A variety of terms were used to describe strategies for the prevention and treatment of IFD, leading to confusion and overlap. Antifungal prophylaxis was used in many studies, but the definition of efficacy or failure varied. Empirical treatment was generally defined as the initiation of antifungal therapy in a neutropaenic patient with persistent fever, despite broad-spectrum antibiotics for 4 to 7 days. Other terms included universal empirical and early antifungal therapy. Several studies misinterpreted pre-emptive therapy, a strategy which aims to detect infection before clinical disease develops. When clinical and radiological disease is present, the opportunity for the pre-emptive therapy of infection has passed. Other terms identified included clinically driven, diagnostic-driven treatment and targeted prophylaxis/therapy.

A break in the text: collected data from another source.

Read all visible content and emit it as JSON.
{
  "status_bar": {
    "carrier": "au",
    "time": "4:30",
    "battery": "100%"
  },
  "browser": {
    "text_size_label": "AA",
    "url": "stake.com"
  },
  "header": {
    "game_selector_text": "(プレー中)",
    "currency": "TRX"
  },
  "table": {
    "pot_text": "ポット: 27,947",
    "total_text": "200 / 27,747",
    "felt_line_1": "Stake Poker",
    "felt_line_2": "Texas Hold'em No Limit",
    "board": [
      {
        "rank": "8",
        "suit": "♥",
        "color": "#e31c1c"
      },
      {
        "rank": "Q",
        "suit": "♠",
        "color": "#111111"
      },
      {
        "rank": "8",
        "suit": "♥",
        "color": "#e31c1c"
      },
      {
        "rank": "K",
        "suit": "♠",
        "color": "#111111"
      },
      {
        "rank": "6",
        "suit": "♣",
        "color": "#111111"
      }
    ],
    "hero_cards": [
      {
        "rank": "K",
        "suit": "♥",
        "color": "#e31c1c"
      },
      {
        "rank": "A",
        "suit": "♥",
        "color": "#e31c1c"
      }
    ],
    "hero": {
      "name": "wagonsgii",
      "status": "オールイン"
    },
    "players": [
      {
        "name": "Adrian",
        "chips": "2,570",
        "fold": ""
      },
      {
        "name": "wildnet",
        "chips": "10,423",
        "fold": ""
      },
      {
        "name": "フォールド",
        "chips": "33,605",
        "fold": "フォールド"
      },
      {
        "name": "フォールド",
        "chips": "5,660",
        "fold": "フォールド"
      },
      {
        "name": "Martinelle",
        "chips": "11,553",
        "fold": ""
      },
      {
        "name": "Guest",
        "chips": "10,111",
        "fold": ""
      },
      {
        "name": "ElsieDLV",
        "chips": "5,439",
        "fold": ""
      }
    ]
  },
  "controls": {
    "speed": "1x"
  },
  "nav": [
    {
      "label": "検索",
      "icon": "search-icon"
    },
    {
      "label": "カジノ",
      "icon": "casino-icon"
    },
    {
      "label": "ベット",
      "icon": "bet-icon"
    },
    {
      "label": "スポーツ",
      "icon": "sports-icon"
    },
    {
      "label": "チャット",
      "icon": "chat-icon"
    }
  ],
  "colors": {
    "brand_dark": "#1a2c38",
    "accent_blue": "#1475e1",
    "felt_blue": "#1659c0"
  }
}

Although there is a dearth of studies comparing empirical and pre-emptive treatment strategies, only two randomised, controlled studies were identified. The variations in diagnosis and treatment in these studies led to difficulties in developing conclusions regarding the role of pre-emptive therapy. A prospective, randomised clinical study comparing empirical and diagnostic-driven (pre-emptive) therapy in patients with acute leukaemia or undergoing allogeneic SCT is ongoing in European centres (NCT01288378).

Studies assessing the economic burden of IFDs are limited; the incremental cost burden is estimated to be between €10,530 and €51,033, depending on the certainty of infection and the duration of follow-up. Drivers of HCRU burden included hospitalisation, diagnostic testing and medications. To demonstrate a clear cost benefit, further evidence that a pre-emptive strategy decreases antifungal use compared with a standard empirical approach is needed.

In conclusion, the primary evidence reported here demonstrates the importance of IFDs in Europe and highlights the need for early and appropriate therapy, facilitated by new techniques for more rapid diagnosis. Additional studies are required in order to establish the clinical and economic burden of IFDs, and assess current treatment practices.